I had never seriously considered it before. I did not even have an inkling of what it was all about. Yet the suggestion stayed with me.
Life unfolded in an unexpected way. When the examination results were eventually released, I missed admission to medicine by a single point, a slender margin that quietly redirected the course of my life in ways I could not have imagined then. The second choice that had been casually suggested beside a school notice board quietly became the path I eventually walked. Today I practice as a Quantity Surveyor.
Looking back, it is one of those small moments that reveal how lives sometimes turn on the simplest of encounters. A Muslim friend helped point me toward the profession that became my destiny. Perhaps that is why, whenever Ramadan comes around, I remember that afternoon beside a school notice board and the quiet influence of a friend. It is also why another question has long intrigued me. What place does Jesus occupy in the Qur’an?
Few outside the Muslim world realize how prominently he appears in the text. Jesus, known in Arabic as Isa, is mentioned more than twenty times and is surrounded by descriptions that set him apart in striking ways. The Qur’an calls him al-Masih, the Messiah (Qur’an 3:45). It recounts his miraculous birth to Maryam, declaring that God said to her, “We give you good news of a word from Him whose name will be the Messiah, Jesus son of Mary” (Qur’an 3:45). Mary herself is honoured so highly that she is the only woman mentioned by name in the Qur’an, and an entire chapter bears her name (Qur’an 19).
Already this is unusual.
But the distinctiveness of Jesus in the Qur’an becomes even more intriguing when one looks closely at how he is described. He is the only prophet in the Qur’an born of a virgin, the narrative describing how the angel announces his birth to Mary without the involvement of a human father (Qur’an 19:16–21). He is called a Word from God (Qur’an 4:171), striking language because revelation in Islam normally comes as words delivered to prophets, yet here the prophet himself is described as a word proceeding from God. In the same passage he is called a Spirit from Him (Qur’an 4:171), a description not applied to any other prophet. The Qur’an also attributes to him extraordinary signs. By God’s permission he heals the blind, cures the leper, and even raises the dead (Qur’an 3:49). Finally, the Qur’an refers to him as honoured in this world and in the next and among those brought near to God (Qur’an 3:45).

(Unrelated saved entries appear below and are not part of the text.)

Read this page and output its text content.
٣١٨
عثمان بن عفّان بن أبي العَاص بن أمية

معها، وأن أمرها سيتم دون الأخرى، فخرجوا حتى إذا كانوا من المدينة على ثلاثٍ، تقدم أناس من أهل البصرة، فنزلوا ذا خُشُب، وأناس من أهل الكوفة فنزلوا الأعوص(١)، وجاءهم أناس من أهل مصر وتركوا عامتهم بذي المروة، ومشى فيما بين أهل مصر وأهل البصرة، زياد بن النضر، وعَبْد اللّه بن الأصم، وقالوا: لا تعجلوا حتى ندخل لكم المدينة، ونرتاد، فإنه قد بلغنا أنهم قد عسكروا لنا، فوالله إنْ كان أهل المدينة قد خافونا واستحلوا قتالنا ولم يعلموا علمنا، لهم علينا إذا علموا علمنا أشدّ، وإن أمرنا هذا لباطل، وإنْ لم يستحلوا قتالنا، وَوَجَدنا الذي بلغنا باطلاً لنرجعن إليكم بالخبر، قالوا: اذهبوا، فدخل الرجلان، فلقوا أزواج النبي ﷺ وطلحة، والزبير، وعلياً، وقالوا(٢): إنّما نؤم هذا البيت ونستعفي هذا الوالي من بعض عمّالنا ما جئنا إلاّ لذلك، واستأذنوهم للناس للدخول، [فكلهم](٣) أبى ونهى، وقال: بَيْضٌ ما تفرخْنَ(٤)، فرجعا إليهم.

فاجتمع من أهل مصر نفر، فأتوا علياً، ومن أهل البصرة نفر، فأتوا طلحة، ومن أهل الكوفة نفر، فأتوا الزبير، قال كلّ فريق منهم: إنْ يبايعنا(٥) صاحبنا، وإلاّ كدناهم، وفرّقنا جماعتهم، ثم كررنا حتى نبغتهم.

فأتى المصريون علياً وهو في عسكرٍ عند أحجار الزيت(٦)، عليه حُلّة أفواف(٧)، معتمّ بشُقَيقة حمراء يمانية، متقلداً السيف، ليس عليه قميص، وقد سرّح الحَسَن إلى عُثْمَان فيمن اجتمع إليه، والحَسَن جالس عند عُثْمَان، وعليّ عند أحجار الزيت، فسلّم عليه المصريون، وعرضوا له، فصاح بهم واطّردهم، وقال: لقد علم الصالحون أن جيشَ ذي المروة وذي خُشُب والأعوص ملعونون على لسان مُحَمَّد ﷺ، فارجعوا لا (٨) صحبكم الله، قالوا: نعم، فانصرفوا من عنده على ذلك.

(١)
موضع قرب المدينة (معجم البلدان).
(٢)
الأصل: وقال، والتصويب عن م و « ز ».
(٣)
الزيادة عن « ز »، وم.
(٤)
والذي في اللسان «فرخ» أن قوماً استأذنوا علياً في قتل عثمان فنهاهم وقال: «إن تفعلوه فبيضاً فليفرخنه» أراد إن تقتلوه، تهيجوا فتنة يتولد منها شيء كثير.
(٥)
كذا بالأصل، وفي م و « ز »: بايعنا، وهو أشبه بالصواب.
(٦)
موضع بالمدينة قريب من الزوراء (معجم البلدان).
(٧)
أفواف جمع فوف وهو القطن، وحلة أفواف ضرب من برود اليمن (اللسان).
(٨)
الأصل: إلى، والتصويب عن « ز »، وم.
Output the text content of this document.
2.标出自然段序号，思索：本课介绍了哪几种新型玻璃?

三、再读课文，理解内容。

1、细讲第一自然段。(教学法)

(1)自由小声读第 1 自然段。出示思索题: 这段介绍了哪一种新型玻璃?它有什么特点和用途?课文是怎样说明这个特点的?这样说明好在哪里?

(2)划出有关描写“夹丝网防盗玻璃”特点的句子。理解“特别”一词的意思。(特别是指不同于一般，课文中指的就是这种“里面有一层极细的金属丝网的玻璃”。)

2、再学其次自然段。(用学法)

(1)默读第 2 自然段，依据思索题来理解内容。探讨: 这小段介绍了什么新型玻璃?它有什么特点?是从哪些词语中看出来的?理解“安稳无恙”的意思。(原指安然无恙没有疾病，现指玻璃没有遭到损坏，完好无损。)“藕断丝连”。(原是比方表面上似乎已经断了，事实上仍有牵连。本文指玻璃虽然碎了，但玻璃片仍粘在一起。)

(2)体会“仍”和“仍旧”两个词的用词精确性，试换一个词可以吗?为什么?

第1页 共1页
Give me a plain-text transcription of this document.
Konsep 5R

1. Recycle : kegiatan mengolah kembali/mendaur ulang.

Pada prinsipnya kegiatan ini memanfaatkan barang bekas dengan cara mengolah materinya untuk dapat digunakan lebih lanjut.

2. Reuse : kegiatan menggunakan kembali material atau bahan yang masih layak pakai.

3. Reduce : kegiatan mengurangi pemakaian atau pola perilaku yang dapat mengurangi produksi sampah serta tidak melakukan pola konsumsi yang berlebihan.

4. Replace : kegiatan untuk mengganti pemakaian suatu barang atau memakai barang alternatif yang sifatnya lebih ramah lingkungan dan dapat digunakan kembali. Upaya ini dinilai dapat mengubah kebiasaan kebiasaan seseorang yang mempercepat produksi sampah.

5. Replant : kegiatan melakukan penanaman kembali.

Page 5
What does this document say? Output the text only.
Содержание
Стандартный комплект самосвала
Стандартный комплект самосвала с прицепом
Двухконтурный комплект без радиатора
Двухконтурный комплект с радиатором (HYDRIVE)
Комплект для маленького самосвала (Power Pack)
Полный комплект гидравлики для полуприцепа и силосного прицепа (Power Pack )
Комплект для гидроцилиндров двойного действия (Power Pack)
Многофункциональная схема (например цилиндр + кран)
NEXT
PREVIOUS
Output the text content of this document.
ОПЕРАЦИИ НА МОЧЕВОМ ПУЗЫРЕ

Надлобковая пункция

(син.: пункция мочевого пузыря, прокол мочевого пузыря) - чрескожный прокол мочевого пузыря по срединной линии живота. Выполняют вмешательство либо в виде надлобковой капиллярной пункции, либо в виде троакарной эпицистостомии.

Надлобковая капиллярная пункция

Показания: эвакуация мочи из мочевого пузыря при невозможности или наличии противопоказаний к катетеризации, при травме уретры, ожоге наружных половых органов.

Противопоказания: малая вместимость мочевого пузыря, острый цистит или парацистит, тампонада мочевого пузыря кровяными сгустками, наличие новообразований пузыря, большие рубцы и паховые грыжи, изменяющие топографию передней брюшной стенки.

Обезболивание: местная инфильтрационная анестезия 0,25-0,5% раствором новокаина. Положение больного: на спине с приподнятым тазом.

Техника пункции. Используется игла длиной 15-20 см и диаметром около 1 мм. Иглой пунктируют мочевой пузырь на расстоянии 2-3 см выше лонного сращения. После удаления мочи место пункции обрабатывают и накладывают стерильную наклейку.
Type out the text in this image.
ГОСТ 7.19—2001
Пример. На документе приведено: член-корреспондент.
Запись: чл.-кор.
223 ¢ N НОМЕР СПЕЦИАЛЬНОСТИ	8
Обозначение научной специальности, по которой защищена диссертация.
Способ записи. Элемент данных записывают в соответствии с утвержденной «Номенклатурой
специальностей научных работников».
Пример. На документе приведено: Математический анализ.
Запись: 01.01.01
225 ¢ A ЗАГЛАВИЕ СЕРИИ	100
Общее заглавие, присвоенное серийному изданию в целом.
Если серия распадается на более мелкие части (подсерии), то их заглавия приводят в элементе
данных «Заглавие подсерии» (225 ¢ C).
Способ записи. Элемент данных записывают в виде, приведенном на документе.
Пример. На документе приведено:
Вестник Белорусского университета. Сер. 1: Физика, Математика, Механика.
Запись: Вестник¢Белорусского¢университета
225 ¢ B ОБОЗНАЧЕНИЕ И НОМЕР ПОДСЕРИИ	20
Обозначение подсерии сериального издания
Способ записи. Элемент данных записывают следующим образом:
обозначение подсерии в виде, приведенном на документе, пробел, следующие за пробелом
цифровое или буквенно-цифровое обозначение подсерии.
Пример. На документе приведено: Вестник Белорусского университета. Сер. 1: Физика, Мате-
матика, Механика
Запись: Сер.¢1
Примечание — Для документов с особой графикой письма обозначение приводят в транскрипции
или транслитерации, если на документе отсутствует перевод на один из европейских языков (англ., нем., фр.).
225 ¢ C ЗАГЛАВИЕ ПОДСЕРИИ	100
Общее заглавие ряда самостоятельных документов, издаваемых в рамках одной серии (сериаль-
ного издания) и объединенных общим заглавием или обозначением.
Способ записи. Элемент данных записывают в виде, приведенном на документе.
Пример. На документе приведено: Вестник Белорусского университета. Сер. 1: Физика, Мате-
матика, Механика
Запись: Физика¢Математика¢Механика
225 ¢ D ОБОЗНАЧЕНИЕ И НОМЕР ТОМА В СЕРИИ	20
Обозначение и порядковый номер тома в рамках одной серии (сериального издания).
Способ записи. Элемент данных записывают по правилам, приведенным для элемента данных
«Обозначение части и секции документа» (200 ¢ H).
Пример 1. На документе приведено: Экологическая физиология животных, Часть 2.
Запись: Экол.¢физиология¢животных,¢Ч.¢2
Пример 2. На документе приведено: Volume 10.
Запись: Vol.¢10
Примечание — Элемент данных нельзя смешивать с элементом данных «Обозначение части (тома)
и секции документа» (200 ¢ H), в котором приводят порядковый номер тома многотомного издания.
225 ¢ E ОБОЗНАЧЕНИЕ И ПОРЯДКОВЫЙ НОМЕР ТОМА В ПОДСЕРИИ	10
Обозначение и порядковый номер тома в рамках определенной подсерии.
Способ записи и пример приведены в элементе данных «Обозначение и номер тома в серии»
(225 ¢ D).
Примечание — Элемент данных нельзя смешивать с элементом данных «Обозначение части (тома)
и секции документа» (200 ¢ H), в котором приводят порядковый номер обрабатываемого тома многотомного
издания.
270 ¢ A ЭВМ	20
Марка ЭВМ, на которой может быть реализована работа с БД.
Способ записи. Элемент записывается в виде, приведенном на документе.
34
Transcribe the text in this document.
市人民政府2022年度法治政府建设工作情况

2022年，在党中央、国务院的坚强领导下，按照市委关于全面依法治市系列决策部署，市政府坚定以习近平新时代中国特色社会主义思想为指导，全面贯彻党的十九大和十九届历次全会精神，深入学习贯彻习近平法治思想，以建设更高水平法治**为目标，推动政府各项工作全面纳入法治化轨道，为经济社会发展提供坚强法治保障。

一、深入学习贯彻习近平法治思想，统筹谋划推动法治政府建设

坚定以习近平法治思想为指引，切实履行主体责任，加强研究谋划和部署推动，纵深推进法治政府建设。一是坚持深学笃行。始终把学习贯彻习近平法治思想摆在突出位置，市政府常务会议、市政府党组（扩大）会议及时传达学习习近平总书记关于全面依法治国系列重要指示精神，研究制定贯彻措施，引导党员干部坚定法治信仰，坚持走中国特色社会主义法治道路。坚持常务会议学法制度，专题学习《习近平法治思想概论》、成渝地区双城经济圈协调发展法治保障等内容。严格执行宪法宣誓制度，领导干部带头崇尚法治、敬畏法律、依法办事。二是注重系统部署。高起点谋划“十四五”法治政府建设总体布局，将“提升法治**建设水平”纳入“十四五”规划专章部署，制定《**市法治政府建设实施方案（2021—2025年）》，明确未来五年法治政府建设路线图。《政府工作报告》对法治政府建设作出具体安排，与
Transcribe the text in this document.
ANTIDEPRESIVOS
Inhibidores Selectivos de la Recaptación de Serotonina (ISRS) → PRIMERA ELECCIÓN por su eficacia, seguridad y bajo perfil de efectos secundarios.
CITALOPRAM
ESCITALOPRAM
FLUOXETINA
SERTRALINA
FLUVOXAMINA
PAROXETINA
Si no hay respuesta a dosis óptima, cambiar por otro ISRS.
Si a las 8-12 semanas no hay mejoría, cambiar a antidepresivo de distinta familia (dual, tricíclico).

Taken together, these descriptions form a portrait that is unusual even within the company of the prophets. For readers encountering these passages, the portrait invites a natural question. Who exactly is this man?
Here the Qur’an and the Gospel part ways. The Qur’an honours Jesus as a prophet and messenger of God. The Gospel presents him as something more. “In the beginning was the Word, and the Word was with God, and the Word was God… and the Word was made flesh and dwelt among us” (John 1:1,14). Both traditions therefore recognize the uniqueness of Jesus. The difference lies in how that uniqueness is interpreted.
Ramadan, with its quiet discipline and spiritual attentiveness, creates a moment in which such questions can be considered thoughtfully rather than hurriedly. Fasting reminds believers that “man shall not live by bread alone, but by every word that proceeds from the mouth of God” (Matthew 4:4; Deuteronomy 8:3). When the noise of life recedes, questions often become clearer. If the Qur’an calls Jesus the Messiah, what does that mean? If he is described as a Word from God and a Spirit from Him, what does such language imply? Why does the Qur’an surround his life with such extraordinary signs?
Across centuries the same question continues to echo through both traditions. It is the question Jesus once asked his disciples: “Whom say ye that I am?” (Matthew 16:15). The answer to that question has shaped the faith of billions.
And perhaps in seasons of fasting and reflection, when the noise of life grows quieter and the soul listens more carefully for the voice of God, that question becomes clearer than ever.